Ogni anima vivente sulle terre dell’ovest, che fosse dispersa nella solitudine della caccia, o
raccolta intorno a opulenti paioli per la cena, abbandonata fra le braccia della lussuria, o ingaggiata
in uno scontro d’acciaio, lo sentì manifestarsi con arroganza e ne fu paralizzata.
Il vento si zittì, le pelli stese sulle corde si afflosciarono inerti, e gli animali nei fangosi arenili
recintati si mossero frenetici, accalcandosi ai lati in cerca di inesistenti rifugi.
Ovunque, la terra si chiazzò nell’ombra sfrecciante di stormi di uccelli che si levarono all’unisono,
un’onda surreale lanciata verso est, il battito delle ali ovattato in un’oscillazione sonora dal tono
basso e nero.
Quando il Silenzio schiaccia le montagne, gli Immortali prendono fiato.

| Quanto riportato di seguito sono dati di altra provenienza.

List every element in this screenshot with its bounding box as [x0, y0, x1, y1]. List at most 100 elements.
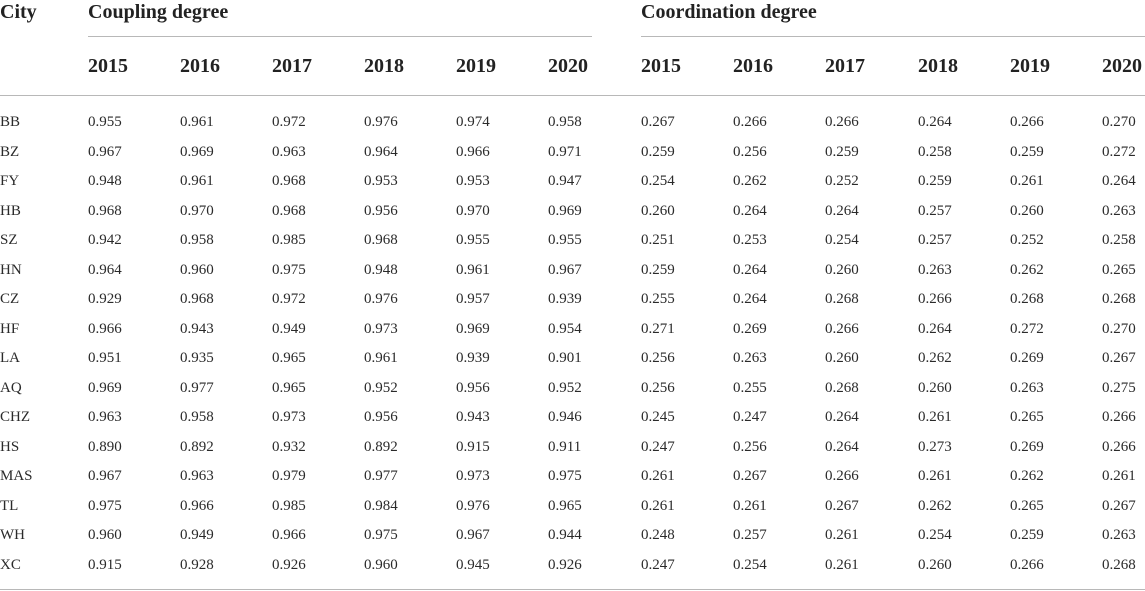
coupling-value-cell: 0.969: [456, 320, 490, 337]
coordination-value-cell: 0.268: [825, 291, 859, 307]
city-cell: SZ: [0, 232, 18, 248]
coupling-year-header: 2018: [364, 55, 404, 77]
coordination-value-cell: 0.260: [641, 202, 675, 219]
coordination-value-cell: 0.264: [825, 438, 859, 455]
coupling-value-cell: 0.976: [456, 497, 490, 514]
coordination-value-cell: 0.256: [733, 438, 767, 455]
coupling-value-cell: 0.964: [364, 143, 398, 160]
coordination-value-cell: 0.258: [918, 143, 952, 160]
coupling-value-cell: 0.977: [180, 379, 214, 396]
coupling-value-cell: 0.969: [548, 202, 582, 219]
coupling-value-cell: 0.942: [88, 232, 122, 248]
coupling-value-cell: 0.948: [364, 261, 398, 278]
coordination-value-cell: 0.265: [1102, 261, 1136, 278]
coupling-value-cell: 0.971: [548, 143, 582, 160]
coupling-value-cell: 0.956: [364, 202, 398, 219]
coordination-value-cell: 0.272: [1010, 320, 1044, 337]
coupling-value-cell: 0.943: [180, 320, 214, 337]
coordination-value-cell: 0.254: [918, 527, 952, 543]
coordination-value-cell: 0.247: [641, 556, 675, 573]
coordination-value-cell: 0.257: [918, 232, 952, 248]
coordination-value-cell: 0.275: [1102, 379, 1136, 396]
city-cell: CZ: [0, 291, 20, 307]
coordination-value-cell: 0.266: [918, 291, 952, 307]
city-cell: BB: [0, 114, 21, 130]
coupling-value-cell: 0.961: [180, 114, 214, 130]
coordination-value-cell: 0.260: [825, 261, 859, 278]
coordination-value-cell: 0.261: [918, 468, 952, 484]
coupling-value-cell: 0.969: [88, 379, 122, 396]
city-cell: LA: [0, 350, 20, 366]
coupling-value-cell: 0.955: [456, 232, 490, 248]
coordination-value-cell: 0.253: [733, 232, 767, 248]
coordination-value-cell: 0.266: [1010, 556, 1044, 573]
coupling-value-cell: 0.960: [88, 527, 122, 543]
coordination-value-cell: 0.248: [641, 527, 675, 543]
coordination-value-cell: 0.261: [1102, 468, 1136, 484]
coupling-value-cell: 0.967: [548, 261, 582, 278]
coupling-value-cell: 0.984: [364, 497, 398, 514]
coupling-value-cell: 0.967: [456, 527, 490, 543]
coupling-value-cell: 0.965: [272, 379, 306, 396]
coordination-year-header: 2016: [733, 55, 773, 77]
coordination-value-cell: 0.254: [733, 556, 767, 573]
coupling-value-cell: 0.977: [364, 468, 398, 484]
city-cell: CHZ: [0, 409, 30, 425]
coupling-value-cell: 0.958: [180, 232, 214, 248]
coordination-value-cell: 0.247: [733, 409, 767, 425]
coupling-value-cell: 0.975: [272, 261, 306, 278]
coupling-value-cell: 0.979: [272, 468, 306, 484]
coupling-value-cell: 0.965: [548, 497, 582, 514]
coupling-value-cell: 0.973: [364, 320, 398, 337]
coordination-value-cell: 0.257: [918, 202, 952, 219]
coordination-value-cell: 0.262: [733, 173, 767, 189]
coordination-value-cell: 0.263: [1102, 527, 1136, 543]
coordination-value-cell: 0.262: [918, 497, 952, 514]
coupling-value-cell: 0.963: [88, 409, 122, 425]
coupling-value-cell: 0.969: [180, 143, 214, 160]
coupling-value-cell: 0.966: [456, 143, 490, 160]
coordination-value-cell: 0.263: [918, 261, 952, 278]
coupling-value-cell: 0.973: [272, 409, 306, 425]
coupling-value-cell: 0.964: [88, 261, 122, 278]
coupling-value-cell: 0.901: [548, 350, 582, 366]
coordination-value-cell: 0.273: [918, 438, 952, 455]
coordination-value-cell: 0.259: [641, 143, 675, 160]
coordination-value-cell: 0.260: [825, 350, 859, 366]
coupling-value-cell: 0.915: [456, 438, 490, 455]
coupling-value-cell: 0.892: [180, 438, 214, 455]
coordination-value-cell: 0.264: [1102, 173, 1136, 189]
coordination-value-cell: 0.261: [733, 497, 767, 514]
coupling-value-cell: 0.961: [180, 173, 214, 189]
coordination-value-cell: 0.272: [1102, 143, 1136, 160]
coupling-value-cell: 0.963: [180, 468, 214, 484]
coupling-value-cell: 0.968: [272, 202, 306, 219]
coordination-value-cell: 0.268: [1102, 291, 1136, 307]
coupling-value-cell: 0.960: [180, 261, 214, 278]
coordination-value-cell: 0.266: [1102, 409, 1136, 425]
coupling-degree-header: Coupling degree: [88, 1, 229, 23]
coordination-value-cell: 0.262: [918, 350, 952, 366]
coupling-value-cell: 0.911: [548, 438, 582, 455]
coordination-value-cell: 0.264: [825, 202, 859, 219]
coordination-value-cell: 0.261: [918, 409, 952, 425]
coordination-value-cell: 0.265: [1010, 409, 1044, 425]
coordination-value-cell: 0.255: [733, 379, 767, 396]
coordination-value-cell: 0.269: [1010, 438, 1044, 455]
coordination-degree-header: Coordination degree: [641, 1, 817, 23]
coordination-value-cell: 0.259: [1010, 143, 1044, 160]
coordination-value-cell: 0.270: [1102, 114, 1136, 130]
coordination-value-cell: 0.259: [641, 261, 675, 278]
coordination-value-cell: 0.256: [733, 143, 767, 160]
coordination-value-cell: 0.264: [733, 202, 767, 219]
coordination-value-cell: 0.256: [641, 350, 675, 366]
coupling-value-cell: 0.890: [88, 438, 122, 455]
coordination-value-cell: 0.268: [1010, 291, 1044, 307]
coordination-year-header: 2020: [1102, 55, 1142, 77]
coordination-value-cell: 0.252: [825, 173, 859, 189]
coupling-value-cell: 0.929: [88, 291, 122, 307]
coupling-value-cell: 0.976: [364, 114, 398, 130]
city-header: City: [0, 1, 37, 23]
coupling-value-cell: 0.966: [180, 497, 214, 514]
coordination-value-cell: 0.261: [1010, 173, 1044, 189]
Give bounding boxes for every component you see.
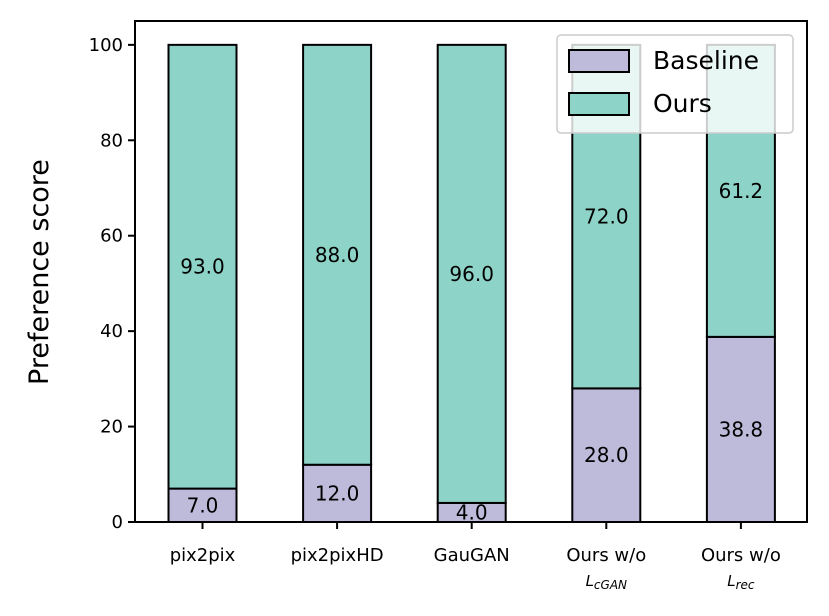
- data-label-ours-0: 93.0: [180, 255, 225, 279]
- axes-layer: 0 20 40 60 80 100 pix2pix pix2pixHD GauGAN Ours w…: [89, 20, 808, 592]
- data-label-baseline-3: 28.0: [584, 443, 629, 467]
- data-label-baseline-1: 12.0: [315, 481, 360, 505]
- legend: Baseline Ours: [556, 34, 794, 134]
- y-tick-label-0: 0: [112, 512, 123, 533]
- bar-baseline-4: [705, 335, 776, 523]
- x-tick-sublabel-4: Lrec: [727, 572, 755, 592]
- y-axis-title: Preference score: [24, 159, 55, 385]
- legend-label-ours: Ours: [653, 89, 712, 118]
- data-label-baseline-4: 38.8: [719, 417, 764, 441]
- y-tick-label-60: 60: [100, 226, 123, 247]
- bar-ours-2: [436, 43, 507, 504]
- bar-ours-0: [167, 43, 238, 490]
- legend-label-baseline: Baseline: [653, 46, 759, 75]
- x-tick-label-1: pix2pixHD: [291, 545, 384, 566]
- data-label-baseline-2: 4.0: [456, 500, 488, 524]
- y-tick-label-20: 20: [100, 417, 123, 438]
- x-tick-sublabel-3: LcGAN: [586, 572, 627, 592]
- y-tick-label-40: 40: [100, 321, 123, 342]
- legend-swatch-ours: [568, 92, 630, 116]
- data-label-ours-1: 88.0: [315, 243, 360, 267]
- x-tick-label-2: GauGAN: [434, 545, 510, 566]
- data-label-ours-2: 96.0: [449, 262, 494, 286]
- data-label-baseline-0: 7.0: [187, 493, 219, 517]
- x-tick-label-4: Ours w/o: [701, 545, 781, 566]
- data-label-ours-3: 72.0: [584, 205, 629, 229]
- y-tick-label-80: 80: [100, 130, 123, 151]
- x-tick-label-0: pix2pix: [170, 545, 236, 566]
- bar-ours-1: [302, 43, 373, 466]
- data-labels-layer: 7.0 93.0 12.0 88.0 4.0 96.0 28.0 72.0 38.8 61.2: [180, 179, 763, 525]
- data-label-ours-4: 61.2: [719, 179, 764, 203]
- x-tick-label-3: Ours w/o: [566, 545, 646, 566]
- legend-swatch-baseline: [568, 49, 630, 73]
- y-tick-label-100: 100: [89, 35, 123, 56]
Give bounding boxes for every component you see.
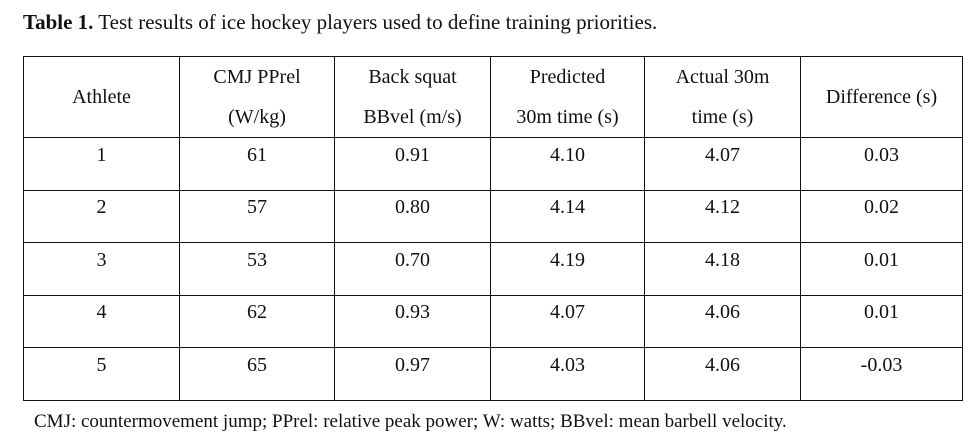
cell-cmj-pprel: 61 — [179, 137, 335, 191]
cell-athlete: 5 — [23, 347, 180, 401]
cell-athlete: 3 — [23, 242, 180, 296]
cell-predicted: 4.03 — [490, 347, 645, 401]
header-actual-line-2: time (s) — [691, 106, 754, 128]
cell-cmj-pprel: 57 — [179, 189, 335, 243]
cell-difference: 0.03 — [800, 137, 963, 191]
cell-back-squat: 0.70 — [334, 242, 491, 296]
cell-predicted: 4.10 — [490, 137, 645, 191]
cell-cmj-pprel: 53 — [179, 242, 335, 296]
table-row: 4 62 0.93 4.07 4.06 0.01 — [23, 294, 963, 348]
caption-text: Test results of ice hockey players used … — [93, 10, 658, 34]
header-cmj-pprel: CMJ PPrel (W/kg) — [179, 56, 335, 138]
header-back-squat-line-2: BBvel (m/s) — [363, 106, 462, 128]
header-athlete-line-1: Athlete — [72, 86, 131, 108]
header-predicted-line-2: 30m time (s) — [516, 106, 619, 128]
cell-back-squat: 0.97 — [334, 347, 491, 401]
header-athlete: Athlete — [23, 56, 180, 138]
cell-athlete: 2 — [23, 189, 180, 243]
cell-athlete: 1 — [23, 137, 180, 191]
cell-back-squat: 0.91 — [334, 137, 491, 191]
cell-actual: 4.06 — [644, 347, 801, 401]
header-predicted-line-1: Predicted — [529, 66, 606, 88]
cell-actual: 4.06 — [644, 294, 801, 348]
table-row: 3 53 0.70 4.19 4.18 0.01 — [23, 242, 963, 296]
header-actual: Actual 30m time (s) — [644, 56, 801, 138]
cell-difference: 0.01 — [800, 294, 963, 348]
cell-athlete: 4 — [23, 294, 180, 348]
header-back-squat: Back squat BBvel (m/s) — [334, 56, 491, 138]
cell-difference: 0.01 — [800, 242, 963, 296]
table-row: 2 57 0.80 4.14 4.12 0.02 — [23, 189, 963, 243]
caption-label: Table 1. — [23, 10, 94, 34]
table-row: 5 65 0.97 4.03 4.06 -0.03 — [23, 347, 963, 401]
header-actual-line-1: Actual 30m — [675, 66, 770, 88]
cell-actual: 4.18 — [644, 242, 801, 296]
header-difference-line-1: Difference (s) — [825, 86, 938, 108]
cell-actual: 4.07 — [644, 137, 801, 191]
results-table: Athlete CMJ PPrel (W/kg) Back squat BBve… — [23, 56, 963, 401]
header-cmj-pprel-line-2: (W/kg) — [228, 106, 286, 128]
cell-predicted: 4.07 — [490, 294, 645, 348]
header-back-squat-line-1: Back squat — [368, 66, 457, 88]
cell-cmj-pprel: 62 — [179, 294, 335, 348]
table-footnote: CMJ: countermovement jump; PPrel: relati… — [34, 411, 787, 432]
cell-predicted: 4.14 — [490, 189, 645, 243]
cell-cmj-pprel: 65 — [179, 347, 335, 401]
cell-actual: 4.12 — [644, 189, 801, 243]
cell-back-squat: 0.80 — [334, 189, 491, 243]
cell-back-squat: 0.93 — [334, 294, 491, 348]
header-predicted: Predicted 30m time (s) — [490, 56, 645, 138]
table-caption: Table 1. Test results of ice hockey play… — [23, 8, 657, 36]
header-row: Athlete CMJ PPrel (W/kg) Back squat BBve… — [23, 56, 963, 138]
table-row: 1 61 0.91 4.10 4.07 0.03 — [23, 137, 963, 191]
header-difference: Difference (s) — [800, 56, 963, 138]
cell-predicted: 4.19 — [490, 242, 645, 296]
header-cmj-pprel-line-1: CMJ PPrel — [213, 66, 301, 88]
cell-difference: -0.03 — [800, 347, 963, 401]
cell-difference: 0.02 — [800, 189, 963, 243]
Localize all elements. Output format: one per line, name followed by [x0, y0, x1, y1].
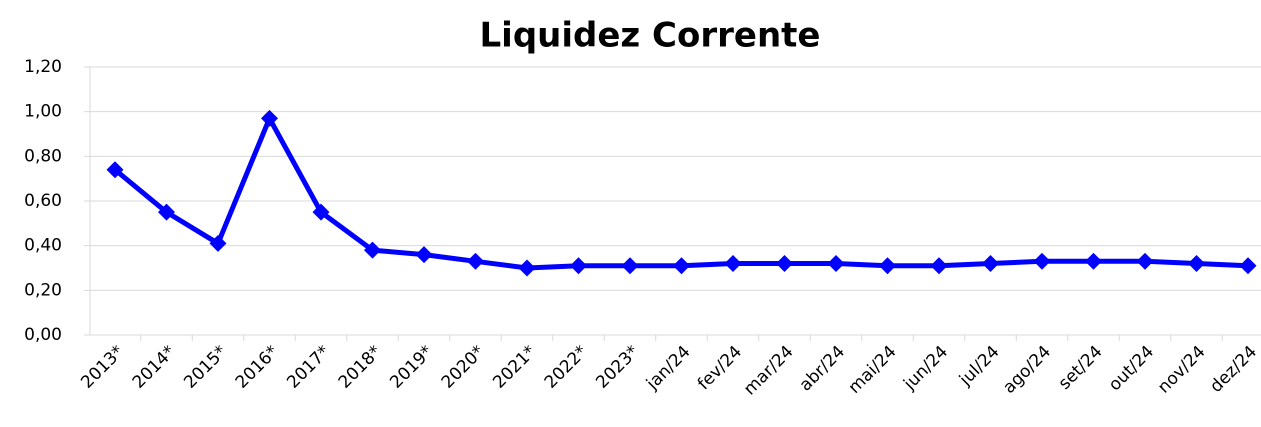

Così recitava un vecchio adagio dei Signori dell’Ovest, divenuto canto di guerra prima di un
attacco furtivo.
L’agguato c’era e tutti lo riconobbero.
Richiamati da un istinto primordiale, volsero occhi sbarrati a nord-ovest, contro i maestosi bastioni
della cordigliera dei Monti Rubino e per la prima volta nella loro impavida esistenza di dominatori, i
barbari si sentirono impotenti.
Muto e accecante, un lampo esplose sulla vetta più alta affacciata su Vhalcan e il cielo si spalancò
sotto la spinta di una ribollente massa fumosa.
Prima che il boato raggiungesse le rive della pianura, scintillando di rabbia vendicativa, la nube
rotolò sul fianco della montagna, sanguinante di lava.
E in un solo, eterno minuto, la consumò.